Quiet streets in the centre of Leicester after the introduction of a local lockdown on Monday following a spike in the number of coronavirus cases
While the rest of Britain prepares to reopen, the city of Leicester has become a ghost town as authorities imposed a local lockdown after a spike in the number of cornavirus cases
But a family spokesman said: ‘We are open because everyone else is open. We closed for four weeks after the first lockdown in March but nobody has said factories need to close now.’ He added: ‘There is no clear guidance.’
It’s not just members of the Asian community that work in these factories. Bulgarians also make up a large proportion of the workforce.
Take Donka, 29, who earns £4 an hour as a packer in a number of garment factories. She too asks us not to reveal her surname as she tells a familiar story.
She said: ‘This is the busiest I’ve ever known it to be. The work is very hard and there is hardly any ventilation inside. Even when people are unwell they still go to work because they need the money.’
Mick Cheema, who owns an ethical clothing brand in the city called Basic Premier, said: ‘There is a history of unethical factories in the city.

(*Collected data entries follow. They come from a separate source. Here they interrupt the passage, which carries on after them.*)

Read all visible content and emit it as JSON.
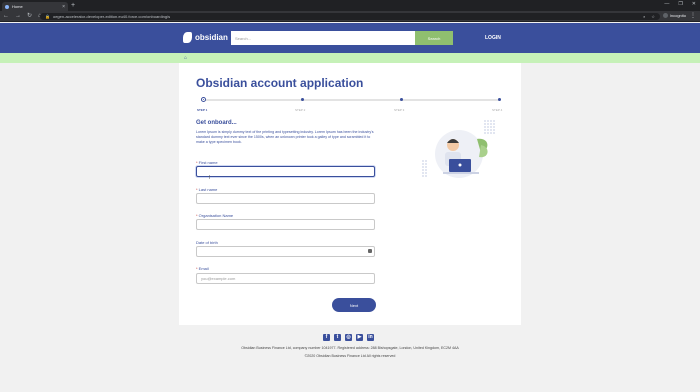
{
  "browser": {
    "tab_title": "Home",
    "new_tab": "+",
    "url": "oegen-accelerator-developer-edition.eu40.force.com/onboarding/s",
    "profile": "Incognito",
    "window_controls": [
      "—",
      "❐",
      "✕"
    ]
  },
  "header": {
    "logo_text": "obsidian",
    "search_placeholder": "Search...",
    "search_button": "Search",
    "login": "LOGIN"
  },
  "form": {
    "title": "Obsidian account application",
    "steps": [
      "STEP 1",
      "STEP 2",
      "STEP 3",
      "STEP 4"
    ],
    "subtitle": "Get onboard...",
    "intro": "Lorem Ipsum is simply dummy text of the printing and typesetting industry. Lorem Ipsum has been the industry's standard dummy text ever since the 1500s, when an unknown printer took a galley of type and scrambled it to make a type specimen book.",
    "fields": [
      {
        "label": "First name",
        "required": true,
        "placeholder": ""
      },
      {
        "label": "Last name",
        "required": true,
        "placeholder": ""
      },
      {
        "label": "Organisation Name",
        "required": true,
        "placeholder": ""
      },
      {
        "label": "Date of birth",
        "required": false,
        "placeholder": ""
      },
      {
        "label": "Email",
        "required": true,
        "placeholder": "you@example.com"
      }
    ],
    "next_button": "Next"
  },
  "footer": {
    "socials": [
      "facebook-icon",
      "twitter-icon",
      "instagram-icon",
      "youtube-icon",
      "linkedin-icon"
    ],
    "company": "Obsidian Business Finance Ltd, company number 1041977. Registered address: 288 Bishopsgate, London, United Kingdom, EC2M 4AA",
    "copyright": "©2020 Obsidian Business Finance Ltd All rights reserved"
  },
  "colors": {
    "brand": "#3a4f9c",
    "accent_green": "#8fbf6f",
    "banner_green": "#c6f1b8"
  }
}
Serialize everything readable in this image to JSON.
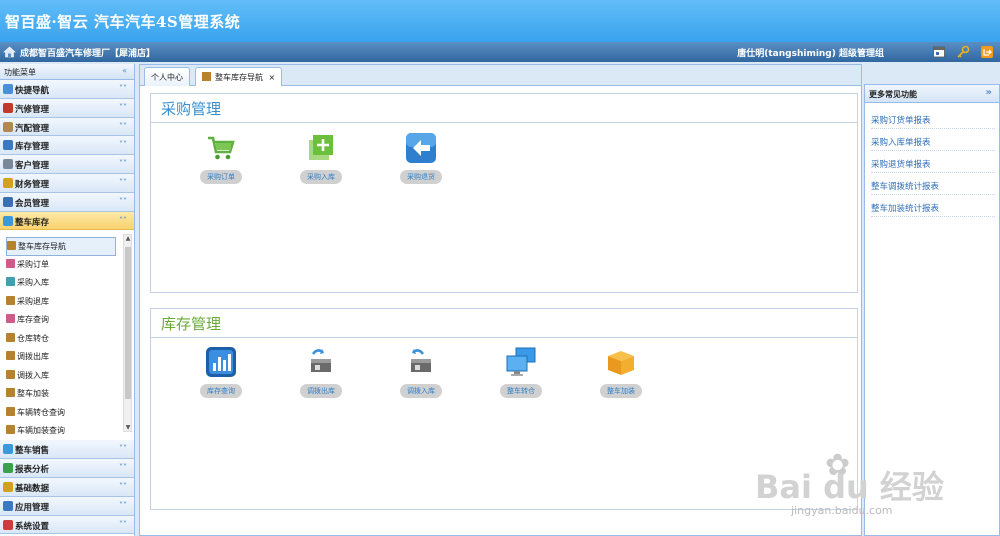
{
  "app": {
    "title": "智百盛·智云 汽车汽车4S管理系统"
  },
  "subbar": {
    "shop": "成都智百盛汽车修理厂【犀浦店】",
    "user": "唐仕明(tangshiming) 超级管理组"
  },
  "sidebar": {
    "title": "功能菜单",
    "top_sections": [
      {
        "label": "快捷导航",
        "icon": "compass-icon",
        "color": "#4a90d9"
      },
      {
        "label": "汽修管理",
        "icon": "tools-icon",
        "color": "#c0392b"
      },
      {
        "label": "汽配管理",
        "icon": "parts-icon",
        "color": "#b08850"
      },
      {
        "label": "库存管理",
        "icon": "stock-icon",
        "color": "#3a78c0"
      },
      {
        "label": "客户管理",
        "icon": "customer-icon",
        "color": "#7a8899"
      },
      {
        "label": "财务管理",
        "icon": "finance-icon",
        "color": "#d4a020"
      },
      {
        "label": "会员管理",
        "icon": "member-icon",
        "color": "#3a6fb0"
      },
      {
        "label": "整车库存",
        "icon": "car-stock-icon",
        "color": "#3a9ad9"
      }
    ],
    "sub_items": [
      {
        "label": "整车库存导航",
        "color": "#b5822e"
      },
      {
        "label": "采购订单",
        "color": "#d05a8a"
      },
      {
        "label": "采购入库",
        "color": "#3fa0b0"
      },
      {
        "label": "采购退库",
        "color": "#b5822e"
      },
      {
        "label": "库存查询",
        "color": "#d05a8a"
      },
      {
        "label": "仓库转仓",
        "color": "#b5822e"
      },
      {
        "label": "调拨出库",
        "color": "#b5822e"
      },
      {
        "label": "调拨入库",
        "color": "#b5822e"
      },
      {
        "label": "整车加装",
        "color": "#b5822e"
      },
      {
        "label": "车辆转仓查询",
        "color": "#b5822e"
      },
      {
        "label": "车辆加装查询",
        "color": "#b5822e"
      }
    ],
    "bottom_sections": [
      {
        "label": "整车销售",
        "icon": "sales-icon",
        "color": "#3a9ad9"
      },
      {
        "label": "报表分析",
        "icon": "report-icon",
        "color": "#3aa050"
      },
      {
        "label": "基础数据",
        "icon": "database-icon",
        "color": "#d4a020"
      },
      {
        "label": "应用管理",
        "icon": "app-icon",
        "color": "#3a78c0"
      },
      {
        "label": "系统设置",
        "icon": "settings-icon",
        "color": "#d03a3a"
      }
    ]
  },
  "tabs": [
    {
      "label": "个人中心"
    },
    {
      "label": "整车库存导航",
      "close": "×"
    }
  ],
  "purchase_panel": {
    "title": "采购管理",
    "title_color": "#3a8fd0",
    "items": [
      {
        "label": "采购订单",
        "icon": "cart-icon"
      },
      {
        "label": "采购入库",
        "icon": "add-icon"
      },
      {
        "label": "采购退货",
        "icon": "return-icon"
      }
    ]
  },
  "inventory_panel": {
    "title": "库存管理",
    "title_color": "#6aaa3a",
    "items": [
      {
        "label": "库存查询",
        "icon": "chart-icon"
      },
      {
        "label": "调拨出库",
        "icon": "transfer-out-icon"
      },
      {
        "label": "调拨入库",
        "icon": "transfer-in-icon"
      },
      {
        "label": "整车转仓",
        "icon": "monitor-icon"
      },
      {
        "label": "整车加装",
        "icon": "box-icon"
      }
    ]
  },
  "right_panel": {
    "title": "更多常见功能",
    "links": [
      "采购订货单报表",
      "采购入库单报表",
      "采购退货单报表",
      "整车调拨统计报表",
      "整车加装统计报表"
    ]
  },
  "watermark": {
    "text": "Bai du 经验",
    "url": "jingyan.baidu.com"
  }
}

It has been widely reported but there has been no action from central or local government and it has become the norm.’
His views chime with the findings from a report published this week by Labour Behind the Label.
It said a worker told his employer that he tested positive for Covid-19 but was told to come in anyway and not to tell his colleagues of the test result.
So is it any wonder that the virus is soaring in this once proud city?
It is truly impossible to believe how this – and other abuses highlighted today – could be happening in 21st century Britain.